To address nodes from this panel, Johnson typically uses ControlNet, a fieldbus protocol administered by ODVA. The ControlNet physical layer is RG6 coaxial cable, which makes it particularly immune to electrical noise. It is a high speed protocol and (as opposed to Ethernet) it can be scheduled to communicate with different sensors in a predetermined order. ControlNet modules can be used in a redundant configuration in which two cables are run through separate conduits so that if one is severed, the system will fail over to the other. This feature is especially important for operations such as controlling a critical cooling system.
Some simple processes can be controlled with small PLCs such as Rockwell’s MicroLogix, which have both Modbus and Ethernet ports. The Micrologix processor can be used to control a VFD over Modbus and to interface with the main network over Ethernet.

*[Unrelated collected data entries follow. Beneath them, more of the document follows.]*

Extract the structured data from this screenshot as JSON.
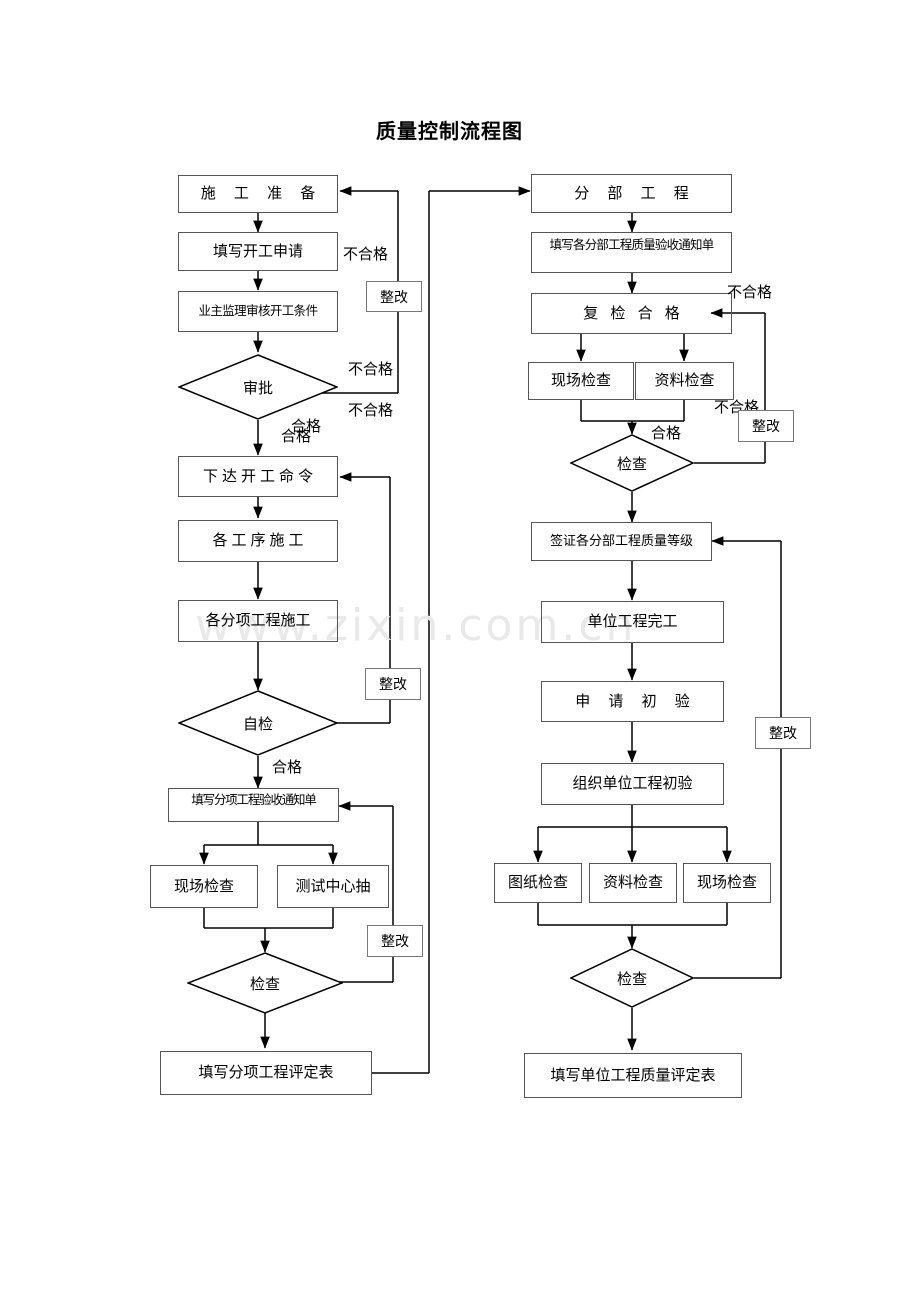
{
  "page": {
    "title": "质量控制流程图",
    "watermark": "www.zixin.com.cn"
  },
  "labels": {
    "fail": "不合格",
    "pass": "合格",
    "amend": "整改"
  },
  "left_column": {
    "nodes": [
      {
        "id": "prep",
        "label": "施 工 准 备"
      },
      {
        "id": "apply",
        "label": "填写开工申请"
      },
      {
        "id": "review",
        "label": "业主监理审核开工条件"
      },
      {
        "id": "approve",
        "label": "审批"
      },
      {
        "id": "order",
        "label": "下达开工命令"
      },
      {
        "id": "process",
        "label": "各工序施工"
      },
      {
        "id": "subitem",
        "label": "各分项工程施工"
      },
      {
        "id": "selfcheck",
        "label": "自检"
      },
      {
        "id": "notice",
        "label": "填写分项工程验收通知单"
      },
      {
        "id": "sitecheck",
        "label": "现场检查"
      },
      {
        "id": "labcheck",
        "label": "测试中心抽"
      },
      {
        "id": "check",
        "label": "检查"
      },
      {
        "id": "evalform",
        "label": "填写分项工程评定表"
      }
    ],
    "edge_labels": [
      {
        "id": "fail-top",
        "text": "不合格"
      },
      {
        "id": "fail-approve-1",
        "text": "不合格"
      },
      {
        "id": "fail-approve-2",
        "text": "不合格"
      },
      {
        "id": "pass-approve-1",
        "text": "合格"
      },
      {
        "id": "pass-approve-2",
        "text": "合格"
      },
      {
        "id": "pass-self",
        "text": "合格"
      }
    ],
    "amend_boxes": [
      {
        "id": "amend-approve",
        "text": "整改"
      },
      {
        "id": "amend-self",
        "text": "整改"
      },
      {
        "id": "amend-check",
        "text": "整改"
      }
    ]
  },
  "right_column": {
    "nodes": [
      {
        "id": "division",
        "label": "分 部 工 程"
      },
      {
        "id": "divnotice",
        "label": "填写各分部工程质量验收通知单"
      },
      {
        "id": "recheck",
        "label": "复    检 合 格"
      },
      {
        "id": "sitecheck2",
        "label": "现场检查"
      },
      {
        "id": "datacheck2",
        "label": "资料检查"
      },
      {
        "id": "check2",
        "label": "检查"
      },
      {
        "id": "signgrade",
        "label": "签证各分部工程质量等级"
      },
      {
        "id": "unitdone",
        "label": "单位工程完工"
      },
      {
        "id": "applyfirst",
        "label": "申 请 初 验"
      },
      {
        "id": "organize",
        "label": "组织单位工程初验"
      },
      {
        "id": "drawcheck",
        "label": "图纸检查"
      },
      {
        "id": "datacheck3",
        "label": "资料检查"
      },
      {
        "id": "sitecheck3",
        "label": "现场检查"
      },
      {
        "id": "check3",
        "label": "检查"
      },
      {
        "id": "unitevalform",
        "label": "填写单位工程质量评定表"
      }
    ],
    "edge_labels": [
      {
        "id": "fail-recheck",
        "text": "不合格"
      },
      {
        "id": "fail-check2",
        "text": "不合格"
      },
      {
        "id": "pass-check2",
        "text": "合格"
      }
    ],
    "amend_boxes": [
      {
        "id": "amend-recheck",
        "text": "整改"
      },
      {
        "id": "amend-unit",
        "text": "整改"
      }
    ]
  },
  "chart_data": {
    "type": "diagram",
    "title": "质量控制流程图",
    "diagram_kind": "flowchart",
    "columns": 2,
    "flow_left": [
      "施 工 准 备",
      "填写开工申请",
      "业主监理审核开工条件",
      "审批 (decision)",
      "下达开工命令",
      "各工序施工",
      "各分项工程施工",
      "自检 (decision)",
      "填写分项工程验收通知单",
      "现场检查 / 测试中心抽",
      "检查 (decision)",
      "填写分项工程评定表"
    ],
    "flow_right": [
      "分 部 工 程",
      "填写各分部工程质量验收通知单",
      "复    检 合 格",
      "现场检查 / 资料检查",
      "检查 (decision)",
      "签证各分部工程质量等级",
      "单位工程完工",
      "申 请 初 验",
      "组织单位工程初验",
      "图纸检查 / 资料检查 / 现场检查",
      "检查 (decision)",
      "填写单位工程质量评定表"
    ]
  }
}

Remote I/O important for the process is usually run on a dedicated Ethernet network separate from that used for data collection in order to ensure maximum speed (minimum latency).
The remote sensors typically use Highway Addressable Remote Transmitters (HART), which superimpose digital data on top of 4–20 mA analog signals. Scaling, configuration and calibration checks can thus be done at the “smart” sensor using a digital interface.

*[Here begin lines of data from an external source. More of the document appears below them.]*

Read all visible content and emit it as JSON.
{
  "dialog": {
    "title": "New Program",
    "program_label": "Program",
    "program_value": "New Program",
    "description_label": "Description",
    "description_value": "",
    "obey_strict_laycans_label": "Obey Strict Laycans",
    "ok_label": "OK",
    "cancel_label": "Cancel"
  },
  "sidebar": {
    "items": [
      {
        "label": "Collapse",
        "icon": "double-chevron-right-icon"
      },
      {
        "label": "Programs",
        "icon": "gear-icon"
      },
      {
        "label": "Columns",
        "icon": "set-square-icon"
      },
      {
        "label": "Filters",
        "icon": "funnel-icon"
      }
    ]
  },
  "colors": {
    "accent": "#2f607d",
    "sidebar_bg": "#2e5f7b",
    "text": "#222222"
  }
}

These same techniques are used to upgrade a legacy system or install a new one. Since these systems are all integrated via Ethernet, connection to office-level systems is possible, but not often used, says Johnson.
Security issues are a source of hesitation when considering installing networks that extend beyond a plant. A widespread effort exists to deal with improving security as a key element for supporting the growth of IIoT. Corporations that once paid little attention to cyber security are now setting up groups of engineers to focus full time on the problem.

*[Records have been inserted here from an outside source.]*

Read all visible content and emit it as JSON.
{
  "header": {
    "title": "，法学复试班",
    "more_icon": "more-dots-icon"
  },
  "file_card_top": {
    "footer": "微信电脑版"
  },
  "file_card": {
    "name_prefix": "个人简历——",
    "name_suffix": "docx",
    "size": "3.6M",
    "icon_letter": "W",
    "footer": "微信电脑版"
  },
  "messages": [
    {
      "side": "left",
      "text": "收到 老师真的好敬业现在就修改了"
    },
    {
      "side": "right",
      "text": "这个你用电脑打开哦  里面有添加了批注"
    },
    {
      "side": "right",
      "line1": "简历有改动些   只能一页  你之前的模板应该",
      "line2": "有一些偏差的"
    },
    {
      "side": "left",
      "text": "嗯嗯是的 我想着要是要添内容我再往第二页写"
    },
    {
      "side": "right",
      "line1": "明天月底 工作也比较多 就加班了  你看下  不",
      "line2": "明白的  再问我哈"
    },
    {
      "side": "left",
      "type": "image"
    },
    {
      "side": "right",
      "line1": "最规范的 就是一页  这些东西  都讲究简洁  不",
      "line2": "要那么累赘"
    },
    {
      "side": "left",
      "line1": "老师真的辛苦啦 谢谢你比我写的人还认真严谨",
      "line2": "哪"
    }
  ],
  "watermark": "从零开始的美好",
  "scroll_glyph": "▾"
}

Tom Moore of IHS describes a demonstration of one such solution he witnessed at a recent conference. A dummy system was secured through a “demilitarized zone” (DMZ) and a virtual private network (VPN) using an industrial PC. A screen at the conference displayed process data from a packaging line at a remote location. However, the engineer at the conference could not directly communicate with the processor. That could only be done at a control center located in a different city. In the example, a failure on the line was simulated and an operator at the center alerted the process engineer about the failure. The engineer analyzed the problem and told the operator at the remote center what corrective actions to take. Although information was transmitted over a long distance, there was only one secure path into the system and that was from a protected location.
This series has presented an overview of where we are in what seems to be an inevitable progression to the IIoT. Engineers already have the theoretical means to implement it, but in real terms it will take time to solve the remaining problems and develop the will to make the required investment. A positive motivator is that despite the size of the initial investment and the difficulties involved, over the long term the investment will be paid back in reduced downtime, increased productivity and quality, and energy cost savings.